Hay que encontrar un criterio que resulte justo y legítimo para los miembros
del grupo religioso en cuestión

La transformación del paradigma galo en una actitud esencialmente defensiva ante el islam y la población musulmana en Francia no ha servido para resolver las tensiones entre los imperativos éticos y políticos de la democracia europea y el modelo de republicanismo laico. Es evidente que, a este respecto, el compromiso del secularismo francés con una política de asimilación pura y dura ha sido responsable del ascenso del fundamentalismo entre los jóvenes musulmanes. Al menos parte de la responsabilidad, si no toda, de dicho ascenso en Europa y Oriente Medio corresponde a un concepto universalista de secularismo que no ha sido tan sensible a los problemas y los desafíos de las comunidades religiosas como a la gestión tecnocientífica de la sociedad. Es indudable que el paradigma francés no podrá aportar nada a la diversidad de la comunidad europea mientras no entable un diálogo equiparable con diferentes religiones y culturas y, especialmente, con la tradición islámica.

En contraste, el modelo indio tiene su fundamento en la idea de unidad en la diversidad. Nehru se negó a definirlo en función de una política coactiva y de la construcción de un Estado autocrático. En este sentido, invita a la comparación con Atatürk y el sha Reza Pahlevi. No hay que olvidar que, aunque la división entre comunidades a la que se enfrentaban Nehru y otros padres de la Constitución india era infinitamente más compleja que en Turquía e Irán, se negaron a concebir y practicar el secularismo como una ideología contra la religión. Desde su punto de vista, era una política de la diversidad que tenía en cuenta el papel del Estado como protector de todas las comunidades religiosas. Al inclinarse por él, no sólo optaron por la democracia, sino por la armonía entre distintas confesiones y por el diálogo entre diferentes tradiciones culturales. Se presentó como un modelo de simetría, en el que la aceptación de la legitimidad del pluralismo y la diversidad era fundamental. Sin embargo, con el fin de que ese pluralismo funcionara y lograse definir el bien común, todas las comunidades religiosas tenían que lograr un consenso mínimo sobre valores y normas comunes para resolver conflictos entre distintos grupos religiosos. Ese consenso mínimo debía actuar como fuerza unificadora en medio de la diversidad. Como consecuencia, el respeto mutuo y la tolerancia se convirtieron en los valores más importantes para mantener la diversidad religiosa en India y el secularismo se estableció como puente en una sociedad multirreligiosa y una forma de extender el principio del pluralismo a la religiosidad.

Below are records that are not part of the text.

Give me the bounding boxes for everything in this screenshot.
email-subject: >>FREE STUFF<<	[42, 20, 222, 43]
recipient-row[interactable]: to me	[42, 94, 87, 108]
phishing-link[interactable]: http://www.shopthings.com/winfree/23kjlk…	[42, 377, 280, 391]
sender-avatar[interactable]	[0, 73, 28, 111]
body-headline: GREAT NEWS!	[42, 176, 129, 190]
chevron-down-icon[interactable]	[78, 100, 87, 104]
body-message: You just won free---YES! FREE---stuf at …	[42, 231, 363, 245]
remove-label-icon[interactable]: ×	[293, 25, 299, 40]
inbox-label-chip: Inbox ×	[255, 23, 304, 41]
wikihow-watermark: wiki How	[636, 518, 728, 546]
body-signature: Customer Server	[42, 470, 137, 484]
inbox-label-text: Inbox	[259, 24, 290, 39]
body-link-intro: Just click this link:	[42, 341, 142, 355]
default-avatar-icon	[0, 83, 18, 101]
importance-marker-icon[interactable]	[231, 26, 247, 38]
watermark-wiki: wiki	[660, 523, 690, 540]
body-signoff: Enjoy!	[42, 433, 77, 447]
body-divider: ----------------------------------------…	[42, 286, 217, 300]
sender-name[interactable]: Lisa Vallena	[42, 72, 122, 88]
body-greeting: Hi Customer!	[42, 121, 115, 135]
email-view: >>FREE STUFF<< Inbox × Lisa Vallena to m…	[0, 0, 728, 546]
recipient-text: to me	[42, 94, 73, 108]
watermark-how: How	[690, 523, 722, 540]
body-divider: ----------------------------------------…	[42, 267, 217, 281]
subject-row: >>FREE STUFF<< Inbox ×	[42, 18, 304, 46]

Si tenemos en cuenta las características de la política contemporánea de secularización, como el avance de la racionalidad, la coacción y la autoridad del Estado, sería más fácil diferenciar y valorar el concepto indio. La doctrina del muro de separación no puede aplicarse de forma estricta a la hora de interpretar y poner en práctica el concepto de secularismo de India en Oriente Medio. Dado que el paradigma francés no es aplicable al mundo musulmán, es necesario encontrar un criterio que permita que, cuando se produzca la intervención del Estado en el ámbito de la religión, resulte justo y legítimo para los miembros del grupo religioso en cuestión. Da la impresión de que el modelo indio, basado en la tolerancia y la garantía de protección de todas las comunidades religiosas, en igualdad de condiciones y sin favorecer a ninguna en particular, puede proporcionarnos ese criterio. Ésa es la única forma de poder revisar toda nuestra estrategia para abordar el futuro de las sociedades musulmanas, en la medida en la que podamos permitir que el paradigma pluralista del hogar compartido represente una solución de tercera vía a la crisis de las sociedades políticas en Oriente Medio, y una alternativa opuesta al autoritarismo laico del Estado y el ascenso del fundamentalismo religioso en la sociedad civil.